Und es ist zu fragen, warum die mindestens 20.000 PolizistInnen mit u.a. 60 Wasserwerfern nicht in der Lage waren, ausgerechnet die Gewalt am Freitag Abend zu verhindern.
Für mich sieht es so aus, dass damit genau die Bilder erzeugt wurden, die es möglich gemacht haben, den martialischen Polizeieinsatz im Nachhinein zu rechtfertigen.

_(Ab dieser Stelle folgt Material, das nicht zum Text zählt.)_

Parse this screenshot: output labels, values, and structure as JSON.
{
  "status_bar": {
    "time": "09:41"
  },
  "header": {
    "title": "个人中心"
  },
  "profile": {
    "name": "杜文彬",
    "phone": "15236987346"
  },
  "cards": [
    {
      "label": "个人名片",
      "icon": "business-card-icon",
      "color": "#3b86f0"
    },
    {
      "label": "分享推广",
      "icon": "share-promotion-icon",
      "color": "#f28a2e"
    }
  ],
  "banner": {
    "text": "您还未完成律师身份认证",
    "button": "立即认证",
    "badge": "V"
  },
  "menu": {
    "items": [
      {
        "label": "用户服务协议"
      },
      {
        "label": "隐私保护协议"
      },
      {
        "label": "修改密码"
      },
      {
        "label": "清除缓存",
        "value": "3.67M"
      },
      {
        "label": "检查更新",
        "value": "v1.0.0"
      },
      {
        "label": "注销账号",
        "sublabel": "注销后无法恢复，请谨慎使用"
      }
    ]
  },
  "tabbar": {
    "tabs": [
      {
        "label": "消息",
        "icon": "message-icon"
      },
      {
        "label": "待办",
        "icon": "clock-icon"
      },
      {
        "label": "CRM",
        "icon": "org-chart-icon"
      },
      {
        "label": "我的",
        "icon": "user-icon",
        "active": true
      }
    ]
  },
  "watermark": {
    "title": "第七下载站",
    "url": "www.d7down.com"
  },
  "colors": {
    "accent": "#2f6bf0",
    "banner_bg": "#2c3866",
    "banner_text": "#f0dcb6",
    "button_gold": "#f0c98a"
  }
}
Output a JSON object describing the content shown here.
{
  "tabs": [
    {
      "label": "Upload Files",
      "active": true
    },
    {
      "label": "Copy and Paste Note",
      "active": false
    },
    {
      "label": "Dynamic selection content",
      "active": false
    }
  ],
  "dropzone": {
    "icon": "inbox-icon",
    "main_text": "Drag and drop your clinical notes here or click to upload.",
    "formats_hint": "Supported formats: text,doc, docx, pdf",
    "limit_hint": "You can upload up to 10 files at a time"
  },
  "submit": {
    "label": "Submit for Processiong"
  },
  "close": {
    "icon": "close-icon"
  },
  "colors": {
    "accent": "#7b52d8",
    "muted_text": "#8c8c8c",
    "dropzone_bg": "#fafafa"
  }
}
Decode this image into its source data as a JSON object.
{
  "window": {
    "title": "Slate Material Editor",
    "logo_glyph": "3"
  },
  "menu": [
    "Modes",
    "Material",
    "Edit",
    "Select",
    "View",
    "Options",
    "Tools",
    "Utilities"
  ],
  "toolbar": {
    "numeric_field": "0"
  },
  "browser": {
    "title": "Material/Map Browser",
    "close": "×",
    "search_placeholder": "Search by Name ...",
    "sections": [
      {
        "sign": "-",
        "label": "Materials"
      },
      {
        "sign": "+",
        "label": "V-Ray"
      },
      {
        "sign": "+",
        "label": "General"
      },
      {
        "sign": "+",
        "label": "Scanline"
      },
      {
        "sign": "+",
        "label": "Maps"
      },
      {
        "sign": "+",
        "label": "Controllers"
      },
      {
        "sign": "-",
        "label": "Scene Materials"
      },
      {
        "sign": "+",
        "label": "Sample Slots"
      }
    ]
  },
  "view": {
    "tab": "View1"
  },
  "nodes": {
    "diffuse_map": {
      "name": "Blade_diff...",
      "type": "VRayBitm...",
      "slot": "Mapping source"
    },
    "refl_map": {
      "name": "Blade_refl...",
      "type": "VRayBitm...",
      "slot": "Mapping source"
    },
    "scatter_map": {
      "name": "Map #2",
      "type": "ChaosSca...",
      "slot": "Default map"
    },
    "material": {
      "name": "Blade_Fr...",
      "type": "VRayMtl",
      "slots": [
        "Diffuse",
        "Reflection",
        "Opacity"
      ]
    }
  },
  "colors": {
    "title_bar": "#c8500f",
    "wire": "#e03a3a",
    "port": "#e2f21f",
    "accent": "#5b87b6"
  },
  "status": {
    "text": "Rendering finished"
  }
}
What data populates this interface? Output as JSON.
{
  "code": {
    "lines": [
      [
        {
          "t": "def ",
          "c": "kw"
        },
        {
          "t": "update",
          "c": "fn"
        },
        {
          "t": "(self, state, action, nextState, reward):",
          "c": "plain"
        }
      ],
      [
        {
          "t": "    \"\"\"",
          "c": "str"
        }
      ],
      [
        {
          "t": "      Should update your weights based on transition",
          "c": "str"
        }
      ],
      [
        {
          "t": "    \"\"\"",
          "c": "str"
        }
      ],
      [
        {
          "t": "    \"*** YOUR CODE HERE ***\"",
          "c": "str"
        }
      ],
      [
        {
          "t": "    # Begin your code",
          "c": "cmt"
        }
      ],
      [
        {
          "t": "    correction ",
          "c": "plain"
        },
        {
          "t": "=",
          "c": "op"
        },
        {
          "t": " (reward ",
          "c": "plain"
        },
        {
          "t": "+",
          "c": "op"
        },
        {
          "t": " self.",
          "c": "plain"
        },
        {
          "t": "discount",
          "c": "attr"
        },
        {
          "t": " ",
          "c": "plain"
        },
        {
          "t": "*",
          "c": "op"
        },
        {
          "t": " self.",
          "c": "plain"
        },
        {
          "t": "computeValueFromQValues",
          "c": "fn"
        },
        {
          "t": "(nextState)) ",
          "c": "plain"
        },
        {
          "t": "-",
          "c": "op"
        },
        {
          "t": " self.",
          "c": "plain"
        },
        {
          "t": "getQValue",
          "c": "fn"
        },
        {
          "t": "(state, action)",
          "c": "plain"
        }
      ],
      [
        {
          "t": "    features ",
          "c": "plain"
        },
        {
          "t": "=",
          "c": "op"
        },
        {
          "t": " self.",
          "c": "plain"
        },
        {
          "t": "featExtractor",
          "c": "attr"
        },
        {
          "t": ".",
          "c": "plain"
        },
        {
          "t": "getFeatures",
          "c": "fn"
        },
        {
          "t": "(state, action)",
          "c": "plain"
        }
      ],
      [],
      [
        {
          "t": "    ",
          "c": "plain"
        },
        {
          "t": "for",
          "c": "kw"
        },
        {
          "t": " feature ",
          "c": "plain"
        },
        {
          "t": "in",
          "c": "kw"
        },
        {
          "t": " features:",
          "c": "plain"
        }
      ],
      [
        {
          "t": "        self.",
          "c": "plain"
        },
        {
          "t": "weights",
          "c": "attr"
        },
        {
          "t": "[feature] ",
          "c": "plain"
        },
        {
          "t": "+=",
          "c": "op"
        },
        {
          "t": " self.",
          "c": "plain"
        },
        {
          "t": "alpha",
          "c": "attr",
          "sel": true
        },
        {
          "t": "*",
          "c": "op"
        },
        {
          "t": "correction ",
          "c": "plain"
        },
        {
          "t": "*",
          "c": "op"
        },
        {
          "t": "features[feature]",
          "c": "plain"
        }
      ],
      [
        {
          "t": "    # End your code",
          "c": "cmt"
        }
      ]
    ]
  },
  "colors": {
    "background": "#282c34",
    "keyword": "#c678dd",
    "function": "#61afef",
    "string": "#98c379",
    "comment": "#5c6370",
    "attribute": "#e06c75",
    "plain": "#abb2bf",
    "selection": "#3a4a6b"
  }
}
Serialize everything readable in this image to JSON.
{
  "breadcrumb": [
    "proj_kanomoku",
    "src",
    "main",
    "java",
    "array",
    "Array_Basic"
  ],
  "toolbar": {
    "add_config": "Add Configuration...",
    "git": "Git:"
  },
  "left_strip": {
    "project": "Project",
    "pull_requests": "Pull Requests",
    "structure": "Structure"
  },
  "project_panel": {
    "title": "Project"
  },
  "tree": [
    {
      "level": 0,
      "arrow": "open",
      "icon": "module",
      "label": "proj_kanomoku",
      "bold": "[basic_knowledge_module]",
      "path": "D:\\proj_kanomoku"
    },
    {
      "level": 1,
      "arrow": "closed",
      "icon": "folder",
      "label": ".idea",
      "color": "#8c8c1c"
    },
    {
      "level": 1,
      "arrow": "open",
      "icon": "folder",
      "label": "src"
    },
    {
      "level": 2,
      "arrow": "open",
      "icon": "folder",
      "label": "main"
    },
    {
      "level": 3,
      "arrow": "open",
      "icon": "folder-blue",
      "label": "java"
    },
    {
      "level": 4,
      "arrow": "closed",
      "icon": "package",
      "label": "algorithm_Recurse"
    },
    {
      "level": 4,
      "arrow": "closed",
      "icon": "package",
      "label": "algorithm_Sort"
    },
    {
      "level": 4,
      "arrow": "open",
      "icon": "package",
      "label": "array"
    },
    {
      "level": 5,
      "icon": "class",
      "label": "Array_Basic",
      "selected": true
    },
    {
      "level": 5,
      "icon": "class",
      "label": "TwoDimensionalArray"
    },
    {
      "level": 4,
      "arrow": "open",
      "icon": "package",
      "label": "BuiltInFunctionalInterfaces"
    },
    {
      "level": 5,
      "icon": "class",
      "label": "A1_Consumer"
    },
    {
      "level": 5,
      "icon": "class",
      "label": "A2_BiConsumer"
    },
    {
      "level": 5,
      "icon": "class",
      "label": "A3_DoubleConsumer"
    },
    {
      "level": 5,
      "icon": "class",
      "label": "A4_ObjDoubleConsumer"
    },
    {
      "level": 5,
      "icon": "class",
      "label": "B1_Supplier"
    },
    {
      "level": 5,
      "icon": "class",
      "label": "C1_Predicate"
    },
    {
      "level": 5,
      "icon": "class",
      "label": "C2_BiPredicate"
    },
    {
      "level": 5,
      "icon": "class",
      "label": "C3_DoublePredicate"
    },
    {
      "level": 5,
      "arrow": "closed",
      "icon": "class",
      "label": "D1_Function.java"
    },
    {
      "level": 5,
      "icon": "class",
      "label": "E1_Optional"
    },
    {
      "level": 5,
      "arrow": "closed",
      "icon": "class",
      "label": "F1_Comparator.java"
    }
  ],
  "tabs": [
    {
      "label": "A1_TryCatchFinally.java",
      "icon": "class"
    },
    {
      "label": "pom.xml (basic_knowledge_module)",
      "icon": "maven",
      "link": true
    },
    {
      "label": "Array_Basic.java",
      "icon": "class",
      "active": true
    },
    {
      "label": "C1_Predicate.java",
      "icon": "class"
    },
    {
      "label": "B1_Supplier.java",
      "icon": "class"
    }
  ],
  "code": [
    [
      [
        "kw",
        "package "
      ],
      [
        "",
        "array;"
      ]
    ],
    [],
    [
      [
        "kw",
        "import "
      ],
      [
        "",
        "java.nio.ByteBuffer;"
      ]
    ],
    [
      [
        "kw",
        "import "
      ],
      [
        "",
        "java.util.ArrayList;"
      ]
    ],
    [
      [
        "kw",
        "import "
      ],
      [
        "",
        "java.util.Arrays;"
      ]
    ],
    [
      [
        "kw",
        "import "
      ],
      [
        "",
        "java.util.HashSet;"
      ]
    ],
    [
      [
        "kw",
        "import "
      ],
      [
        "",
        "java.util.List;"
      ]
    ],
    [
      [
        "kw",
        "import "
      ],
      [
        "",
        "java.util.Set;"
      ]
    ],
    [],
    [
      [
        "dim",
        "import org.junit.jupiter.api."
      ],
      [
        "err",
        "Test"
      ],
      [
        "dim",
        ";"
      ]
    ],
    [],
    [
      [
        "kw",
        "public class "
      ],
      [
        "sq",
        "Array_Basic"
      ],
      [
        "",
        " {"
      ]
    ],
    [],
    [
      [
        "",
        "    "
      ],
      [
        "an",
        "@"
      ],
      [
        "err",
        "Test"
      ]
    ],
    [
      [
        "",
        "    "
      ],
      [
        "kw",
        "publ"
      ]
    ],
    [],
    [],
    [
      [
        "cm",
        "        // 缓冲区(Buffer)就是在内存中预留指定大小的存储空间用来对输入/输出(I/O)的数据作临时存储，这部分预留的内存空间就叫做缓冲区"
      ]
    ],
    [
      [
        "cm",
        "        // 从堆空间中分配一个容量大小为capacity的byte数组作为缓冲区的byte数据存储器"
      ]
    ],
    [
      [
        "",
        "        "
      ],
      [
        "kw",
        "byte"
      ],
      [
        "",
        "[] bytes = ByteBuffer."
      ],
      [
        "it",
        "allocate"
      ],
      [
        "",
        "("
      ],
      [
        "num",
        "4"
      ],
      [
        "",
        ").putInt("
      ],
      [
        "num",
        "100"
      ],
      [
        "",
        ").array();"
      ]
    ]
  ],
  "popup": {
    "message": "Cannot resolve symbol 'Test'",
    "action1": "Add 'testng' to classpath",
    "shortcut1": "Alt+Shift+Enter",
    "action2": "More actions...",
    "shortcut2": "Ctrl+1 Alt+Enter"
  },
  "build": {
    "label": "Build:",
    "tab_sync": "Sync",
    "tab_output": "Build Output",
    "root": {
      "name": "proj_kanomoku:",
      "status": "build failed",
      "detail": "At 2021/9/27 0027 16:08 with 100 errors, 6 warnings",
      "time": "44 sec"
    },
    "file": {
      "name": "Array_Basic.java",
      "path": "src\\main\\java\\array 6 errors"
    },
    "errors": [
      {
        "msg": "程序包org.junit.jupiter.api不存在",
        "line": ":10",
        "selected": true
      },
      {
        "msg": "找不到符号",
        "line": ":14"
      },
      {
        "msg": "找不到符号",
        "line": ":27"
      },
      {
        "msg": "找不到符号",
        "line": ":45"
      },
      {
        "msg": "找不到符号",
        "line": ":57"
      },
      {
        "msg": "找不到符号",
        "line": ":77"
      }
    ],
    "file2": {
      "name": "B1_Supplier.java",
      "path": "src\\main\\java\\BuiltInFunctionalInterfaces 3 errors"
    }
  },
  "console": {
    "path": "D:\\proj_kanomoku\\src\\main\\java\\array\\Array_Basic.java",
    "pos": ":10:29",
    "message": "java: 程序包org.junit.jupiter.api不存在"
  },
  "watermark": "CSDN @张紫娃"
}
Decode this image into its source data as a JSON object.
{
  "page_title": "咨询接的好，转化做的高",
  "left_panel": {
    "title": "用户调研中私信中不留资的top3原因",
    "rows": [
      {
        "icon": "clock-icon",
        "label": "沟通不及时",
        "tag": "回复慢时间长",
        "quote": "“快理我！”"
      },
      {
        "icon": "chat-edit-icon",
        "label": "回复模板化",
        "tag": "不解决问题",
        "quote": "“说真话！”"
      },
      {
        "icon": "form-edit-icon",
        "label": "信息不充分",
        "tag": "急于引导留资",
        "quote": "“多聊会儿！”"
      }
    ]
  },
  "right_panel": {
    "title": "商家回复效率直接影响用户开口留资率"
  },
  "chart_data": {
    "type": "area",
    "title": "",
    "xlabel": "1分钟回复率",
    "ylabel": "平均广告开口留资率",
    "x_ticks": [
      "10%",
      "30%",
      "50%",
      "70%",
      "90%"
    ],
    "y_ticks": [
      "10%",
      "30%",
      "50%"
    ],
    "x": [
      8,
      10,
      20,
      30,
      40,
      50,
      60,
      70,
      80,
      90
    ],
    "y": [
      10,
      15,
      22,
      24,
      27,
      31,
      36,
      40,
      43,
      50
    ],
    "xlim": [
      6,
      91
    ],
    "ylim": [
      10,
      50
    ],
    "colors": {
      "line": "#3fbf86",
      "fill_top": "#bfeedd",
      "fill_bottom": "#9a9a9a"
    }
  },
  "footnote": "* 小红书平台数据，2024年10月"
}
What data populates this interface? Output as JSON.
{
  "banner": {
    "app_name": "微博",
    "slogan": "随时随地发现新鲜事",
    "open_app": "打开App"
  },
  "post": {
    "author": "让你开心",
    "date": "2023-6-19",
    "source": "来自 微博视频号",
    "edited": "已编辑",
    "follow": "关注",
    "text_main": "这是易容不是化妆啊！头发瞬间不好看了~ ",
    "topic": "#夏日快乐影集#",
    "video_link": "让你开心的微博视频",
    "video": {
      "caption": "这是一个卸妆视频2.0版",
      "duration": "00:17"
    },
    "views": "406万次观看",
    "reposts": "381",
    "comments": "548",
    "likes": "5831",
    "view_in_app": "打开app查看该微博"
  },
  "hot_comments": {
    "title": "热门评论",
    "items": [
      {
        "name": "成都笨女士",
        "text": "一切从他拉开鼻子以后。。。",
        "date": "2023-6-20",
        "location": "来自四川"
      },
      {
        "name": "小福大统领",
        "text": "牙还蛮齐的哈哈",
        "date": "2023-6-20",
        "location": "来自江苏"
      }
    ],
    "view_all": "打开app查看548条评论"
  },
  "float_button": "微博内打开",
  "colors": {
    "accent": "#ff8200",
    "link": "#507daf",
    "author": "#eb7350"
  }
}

Und es hat dazu beigetragen, dass weder über gewaltfreie und fantasievolle Aktionen noch über die Inhalte des Gegengipfels oder die Ergebnisse des eigentlichen Gipfels berichtet wurde. Gleichzeitig wird der Ruf nach Überwachung auf europäischer Ebene und nach einer Verschärfung der Gesetze in Deutschland wieder lauter.
Im Grunde ist es das gleiche Muster wie bei Blockupy 2015.
Über all das müssen wir diskutieren – ein (mehr oder weniger) unreflektiertes „Distanzieren von Gewalt“ hilft da überhaupt nicht weiter.
Ich denke, der Landesvorstand wird eine Stellungnahme erarbeiten, die einerseits unser Recht auf gewaltfreien Widerstand betont und gleichzeitig eine Gewaltdiskussion führt, die unseren eigenen Massstäben gerecht wird und sich nicht unreflektiert dem Diskurs der Herrschenden anschließt.
Dafür braucht es aber einen Moment des Innehaltens und Nachdenkens – also ein bißchen Zeit.